Que conseilleriez-vous à des parents dont les enfants ont été diagnostiqués « dys » ?*
Il y a actuellement une forte tendance à étiqueter les enfants qui trébuchent ou se bloquent en classe. Et plutôt que de revoir les contenus enseignés on impute la cause de ces blocages à des carences familiales ou intellectuelles des enfants. Même ceux dont l’intelligence est la plus évidente sont «diagnostiqués» surdoués ou précoces. Aussi beaucoup de parents, mal informés, prennent les excellentes aptitudes de leurs enfants pour une calamité.

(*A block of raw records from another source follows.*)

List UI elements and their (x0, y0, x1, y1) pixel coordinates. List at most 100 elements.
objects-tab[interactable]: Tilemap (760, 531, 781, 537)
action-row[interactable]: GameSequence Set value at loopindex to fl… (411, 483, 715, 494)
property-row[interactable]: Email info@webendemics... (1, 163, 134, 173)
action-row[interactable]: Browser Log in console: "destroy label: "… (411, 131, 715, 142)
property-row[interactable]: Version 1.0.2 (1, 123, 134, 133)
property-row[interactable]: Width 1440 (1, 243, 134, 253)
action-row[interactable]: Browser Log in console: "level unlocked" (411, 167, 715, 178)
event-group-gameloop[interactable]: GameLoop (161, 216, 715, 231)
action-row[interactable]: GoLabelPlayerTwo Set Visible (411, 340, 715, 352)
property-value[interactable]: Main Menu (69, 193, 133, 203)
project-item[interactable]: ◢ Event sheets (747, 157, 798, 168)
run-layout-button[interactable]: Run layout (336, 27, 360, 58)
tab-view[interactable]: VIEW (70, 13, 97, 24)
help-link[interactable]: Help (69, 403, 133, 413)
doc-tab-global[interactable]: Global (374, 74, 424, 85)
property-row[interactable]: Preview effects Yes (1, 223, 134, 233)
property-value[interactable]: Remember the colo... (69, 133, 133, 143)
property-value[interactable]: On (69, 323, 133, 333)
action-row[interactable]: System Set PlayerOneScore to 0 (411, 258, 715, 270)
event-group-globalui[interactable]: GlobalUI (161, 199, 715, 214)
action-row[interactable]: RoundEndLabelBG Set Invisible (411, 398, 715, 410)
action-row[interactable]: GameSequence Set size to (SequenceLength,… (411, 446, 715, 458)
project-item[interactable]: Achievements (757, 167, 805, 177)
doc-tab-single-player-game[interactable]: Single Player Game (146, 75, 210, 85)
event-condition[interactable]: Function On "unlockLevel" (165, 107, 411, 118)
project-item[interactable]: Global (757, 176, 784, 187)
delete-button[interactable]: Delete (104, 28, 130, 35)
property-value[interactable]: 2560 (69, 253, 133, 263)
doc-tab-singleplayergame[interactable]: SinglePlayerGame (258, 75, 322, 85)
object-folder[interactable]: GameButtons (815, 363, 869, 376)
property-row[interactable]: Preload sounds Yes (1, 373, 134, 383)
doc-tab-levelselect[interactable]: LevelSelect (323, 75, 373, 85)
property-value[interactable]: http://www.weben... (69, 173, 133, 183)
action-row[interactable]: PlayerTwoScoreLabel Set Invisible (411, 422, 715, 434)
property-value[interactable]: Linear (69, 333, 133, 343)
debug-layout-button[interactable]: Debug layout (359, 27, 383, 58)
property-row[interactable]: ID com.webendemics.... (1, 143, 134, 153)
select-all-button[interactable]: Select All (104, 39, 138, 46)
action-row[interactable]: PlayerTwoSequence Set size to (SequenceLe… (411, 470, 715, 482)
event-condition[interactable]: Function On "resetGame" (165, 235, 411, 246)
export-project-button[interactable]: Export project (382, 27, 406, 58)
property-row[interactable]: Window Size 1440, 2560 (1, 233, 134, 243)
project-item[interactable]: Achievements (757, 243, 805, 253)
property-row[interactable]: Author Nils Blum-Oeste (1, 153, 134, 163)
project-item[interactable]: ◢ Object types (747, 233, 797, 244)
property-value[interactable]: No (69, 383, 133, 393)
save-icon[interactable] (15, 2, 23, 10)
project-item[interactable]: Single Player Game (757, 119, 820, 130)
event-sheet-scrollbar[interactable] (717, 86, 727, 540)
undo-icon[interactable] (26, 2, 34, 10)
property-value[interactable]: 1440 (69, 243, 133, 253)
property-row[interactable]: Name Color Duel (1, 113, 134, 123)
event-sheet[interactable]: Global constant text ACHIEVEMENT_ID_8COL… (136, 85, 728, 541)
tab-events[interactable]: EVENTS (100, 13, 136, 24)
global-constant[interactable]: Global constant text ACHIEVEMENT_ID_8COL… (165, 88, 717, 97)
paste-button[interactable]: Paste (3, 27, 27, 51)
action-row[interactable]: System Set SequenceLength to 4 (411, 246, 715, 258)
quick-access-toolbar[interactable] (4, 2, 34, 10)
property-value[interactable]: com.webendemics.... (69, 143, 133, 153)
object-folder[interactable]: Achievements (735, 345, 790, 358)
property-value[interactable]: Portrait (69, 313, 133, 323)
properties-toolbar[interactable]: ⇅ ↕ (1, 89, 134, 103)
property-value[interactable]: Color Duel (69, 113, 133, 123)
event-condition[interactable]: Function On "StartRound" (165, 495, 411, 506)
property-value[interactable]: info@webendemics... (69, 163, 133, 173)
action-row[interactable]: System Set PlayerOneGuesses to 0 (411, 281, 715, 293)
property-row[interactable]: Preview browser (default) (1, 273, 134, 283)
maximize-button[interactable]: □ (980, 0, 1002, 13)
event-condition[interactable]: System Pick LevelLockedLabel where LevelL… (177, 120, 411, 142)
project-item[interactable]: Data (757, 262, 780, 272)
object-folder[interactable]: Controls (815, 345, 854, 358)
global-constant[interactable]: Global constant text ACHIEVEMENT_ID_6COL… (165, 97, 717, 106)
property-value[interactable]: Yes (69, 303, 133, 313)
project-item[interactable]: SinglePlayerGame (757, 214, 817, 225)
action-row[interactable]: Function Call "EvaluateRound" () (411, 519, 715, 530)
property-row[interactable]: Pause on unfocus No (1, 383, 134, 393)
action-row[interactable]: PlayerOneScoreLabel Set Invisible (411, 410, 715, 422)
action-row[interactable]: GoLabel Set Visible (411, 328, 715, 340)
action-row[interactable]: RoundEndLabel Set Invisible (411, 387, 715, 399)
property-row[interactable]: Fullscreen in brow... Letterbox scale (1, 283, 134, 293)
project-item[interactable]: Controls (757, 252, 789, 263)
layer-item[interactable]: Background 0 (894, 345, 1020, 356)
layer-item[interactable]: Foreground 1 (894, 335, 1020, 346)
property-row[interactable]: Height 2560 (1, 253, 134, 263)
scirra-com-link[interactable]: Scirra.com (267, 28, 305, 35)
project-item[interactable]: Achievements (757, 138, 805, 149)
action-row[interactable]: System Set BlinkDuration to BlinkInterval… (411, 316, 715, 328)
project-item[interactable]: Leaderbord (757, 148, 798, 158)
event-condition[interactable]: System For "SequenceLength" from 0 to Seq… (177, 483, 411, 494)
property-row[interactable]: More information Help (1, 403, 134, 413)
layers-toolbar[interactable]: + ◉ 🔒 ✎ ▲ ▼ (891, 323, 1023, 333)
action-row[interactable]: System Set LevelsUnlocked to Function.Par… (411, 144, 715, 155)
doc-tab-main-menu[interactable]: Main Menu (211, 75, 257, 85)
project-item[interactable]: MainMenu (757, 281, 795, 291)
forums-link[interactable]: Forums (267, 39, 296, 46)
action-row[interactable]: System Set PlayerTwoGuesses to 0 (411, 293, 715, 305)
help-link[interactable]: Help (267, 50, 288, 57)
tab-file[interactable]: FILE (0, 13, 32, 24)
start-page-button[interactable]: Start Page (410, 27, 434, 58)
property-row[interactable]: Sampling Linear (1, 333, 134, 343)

Il convient donc de rassurer les parents quant aux dys… de leurs enfants. Il ne s’agit pas d’une maladie incurable mais plutôt d’une indigestion d’apprentissages intuitifs, automatisés avant d’avoir été bien compris, donc hors sens. C’est cette indigestion qui est perturbante et dont il faut guérir l’enfant. Bien souvent quand nos enfants « s’ennuient» en classe, ce n’est pas parce que le niveau est trop faible pour eux, c’est parce que ces enfants-là ont besoin de comprendre le pourquoi du comment de la matière enseignée. Il faut donc impérativement le leur donner au lieu de leur faire sauter des classes.

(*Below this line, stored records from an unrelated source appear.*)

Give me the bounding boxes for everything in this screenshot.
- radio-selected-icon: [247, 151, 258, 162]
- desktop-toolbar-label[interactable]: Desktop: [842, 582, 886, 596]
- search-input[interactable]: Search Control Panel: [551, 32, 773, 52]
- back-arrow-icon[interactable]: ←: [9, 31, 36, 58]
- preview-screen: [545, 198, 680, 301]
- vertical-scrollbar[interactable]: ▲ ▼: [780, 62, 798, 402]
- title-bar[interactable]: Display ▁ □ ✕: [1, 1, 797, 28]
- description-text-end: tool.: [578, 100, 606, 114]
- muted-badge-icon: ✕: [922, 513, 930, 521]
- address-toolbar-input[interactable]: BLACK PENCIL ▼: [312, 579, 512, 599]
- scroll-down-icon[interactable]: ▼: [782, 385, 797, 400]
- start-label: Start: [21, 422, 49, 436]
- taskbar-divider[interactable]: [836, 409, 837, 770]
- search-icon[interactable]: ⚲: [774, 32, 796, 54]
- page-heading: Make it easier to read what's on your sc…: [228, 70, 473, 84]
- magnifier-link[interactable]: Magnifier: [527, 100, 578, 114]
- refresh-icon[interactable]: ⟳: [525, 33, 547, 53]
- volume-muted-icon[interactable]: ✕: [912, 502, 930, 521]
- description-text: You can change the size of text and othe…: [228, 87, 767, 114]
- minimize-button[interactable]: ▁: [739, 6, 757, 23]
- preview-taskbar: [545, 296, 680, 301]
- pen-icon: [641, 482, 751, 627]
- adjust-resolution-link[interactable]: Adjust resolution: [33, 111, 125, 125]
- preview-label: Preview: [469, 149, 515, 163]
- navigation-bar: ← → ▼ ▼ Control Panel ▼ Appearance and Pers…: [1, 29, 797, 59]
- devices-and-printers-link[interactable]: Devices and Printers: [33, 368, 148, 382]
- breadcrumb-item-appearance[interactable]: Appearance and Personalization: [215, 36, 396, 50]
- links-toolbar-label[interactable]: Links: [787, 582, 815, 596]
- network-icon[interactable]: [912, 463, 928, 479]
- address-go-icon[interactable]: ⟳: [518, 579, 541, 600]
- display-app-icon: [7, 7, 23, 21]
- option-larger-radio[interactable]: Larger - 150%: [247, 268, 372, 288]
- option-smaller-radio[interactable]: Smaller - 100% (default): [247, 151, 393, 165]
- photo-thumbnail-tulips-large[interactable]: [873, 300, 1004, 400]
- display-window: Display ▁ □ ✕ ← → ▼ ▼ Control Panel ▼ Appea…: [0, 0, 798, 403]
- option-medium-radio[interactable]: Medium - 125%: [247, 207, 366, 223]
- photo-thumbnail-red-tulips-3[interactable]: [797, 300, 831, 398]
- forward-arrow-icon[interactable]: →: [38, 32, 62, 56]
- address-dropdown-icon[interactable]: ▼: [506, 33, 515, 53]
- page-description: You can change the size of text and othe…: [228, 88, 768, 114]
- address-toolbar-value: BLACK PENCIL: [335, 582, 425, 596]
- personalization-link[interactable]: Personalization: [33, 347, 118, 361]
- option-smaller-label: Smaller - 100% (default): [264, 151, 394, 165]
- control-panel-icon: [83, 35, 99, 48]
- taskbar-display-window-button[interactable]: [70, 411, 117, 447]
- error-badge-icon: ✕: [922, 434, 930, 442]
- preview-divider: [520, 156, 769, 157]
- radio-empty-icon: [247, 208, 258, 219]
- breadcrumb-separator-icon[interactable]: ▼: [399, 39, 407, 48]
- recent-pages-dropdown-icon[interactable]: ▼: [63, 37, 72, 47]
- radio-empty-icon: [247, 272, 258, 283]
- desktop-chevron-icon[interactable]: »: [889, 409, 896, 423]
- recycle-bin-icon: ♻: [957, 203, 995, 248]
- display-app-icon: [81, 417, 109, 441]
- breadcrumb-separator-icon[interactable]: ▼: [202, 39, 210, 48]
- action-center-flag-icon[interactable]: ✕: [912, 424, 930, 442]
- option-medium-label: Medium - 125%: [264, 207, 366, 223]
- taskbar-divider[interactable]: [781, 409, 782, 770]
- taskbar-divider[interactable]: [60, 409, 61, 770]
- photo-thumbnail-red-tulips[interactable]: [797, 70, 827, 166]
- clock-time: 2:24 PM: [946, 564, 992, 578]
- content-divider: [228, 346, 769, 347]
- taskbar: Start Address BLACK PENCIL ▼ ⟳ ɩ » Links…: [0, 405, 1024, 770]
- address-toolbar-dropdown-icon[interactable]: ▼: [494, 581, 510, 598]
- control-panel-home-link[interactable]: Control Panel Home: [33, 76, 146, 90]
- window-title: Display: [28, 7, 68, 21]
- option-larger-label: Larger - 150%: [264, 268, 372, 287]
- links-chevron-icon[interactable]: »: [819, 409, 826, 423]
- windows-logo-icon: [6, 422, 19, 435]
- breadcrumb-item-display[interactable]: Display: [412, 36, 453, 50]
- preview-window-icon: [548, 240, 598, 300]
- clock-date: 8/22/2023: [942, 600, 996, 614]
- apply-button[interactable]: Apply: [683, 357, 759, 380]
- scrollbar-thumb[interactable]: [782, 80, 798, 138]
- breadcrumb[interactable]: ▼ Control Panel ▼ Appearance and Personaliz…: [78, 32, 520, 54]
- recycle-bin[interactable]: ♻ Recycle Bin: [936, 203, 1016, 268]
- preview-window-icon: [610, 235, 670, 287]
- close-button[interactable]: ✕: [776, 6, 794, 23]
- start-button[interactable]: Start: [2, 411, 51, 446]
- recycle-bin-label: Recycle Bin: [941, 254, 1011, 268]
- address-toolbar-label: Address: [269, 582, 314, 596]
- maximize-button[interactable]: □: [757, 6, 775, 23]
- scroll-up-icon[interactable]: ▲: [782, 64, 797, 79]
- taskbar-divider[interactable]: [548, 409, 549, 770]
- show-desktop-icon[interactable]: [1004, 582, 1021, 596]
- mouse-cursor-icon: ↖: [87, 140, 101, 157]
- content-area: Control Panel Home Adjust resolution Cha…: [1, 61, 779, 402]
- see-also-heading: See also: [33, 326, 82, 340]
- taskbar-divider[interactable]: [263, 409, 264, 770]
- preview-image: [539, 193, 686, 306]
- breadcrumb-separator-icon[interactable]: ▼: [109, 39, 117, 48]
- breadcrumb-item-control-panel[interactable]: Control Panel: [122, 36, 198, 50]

Des pédagogies pour l’apprentissage des fondamentaux qui se sont pourtant avérées mauvaises sont toujours en vigueur. Quelle en est selon vous la cause ?
Il nous semble qu’il y a plusieurs causes.
Dans les familles, nous en sommes souvent déjà à la troisième génération touchée par ces changements. Plus le temps avance, moins les gens sont aptes à les percevoir et à y remédier, puisqu’eux-mêmes les ont subis au moins partiellement.
Les notes scolaires, ainsi bien sûr que les réussites aux examens, ne reflètent plus le véritable niveau de l’élève. Elles sont outrageusement majorées, et reflètent beaucoup plus l’acceptation du moule proposé, c’est-à-dire la mécanisation, que le niveau de réflexion et de connaissances.
Trop souvent le mode de recrutement des professeurs privilégie l’obéissance à la règle, la réponse intuitive à des QCM (questions à choix multiples) et exclut les esprits critiques.
Les formations des maîtres utilisent des méthodes contraignantes qui sans en avoir l’air ne respectent pas toujours l’intégrité de la personne.
Les inspections académiques limitent généralement l’évaluation des enseignants à la stricte application des directives de la rue de Grenelle, ce qui infléchit presque automatiquement leur façon de faire.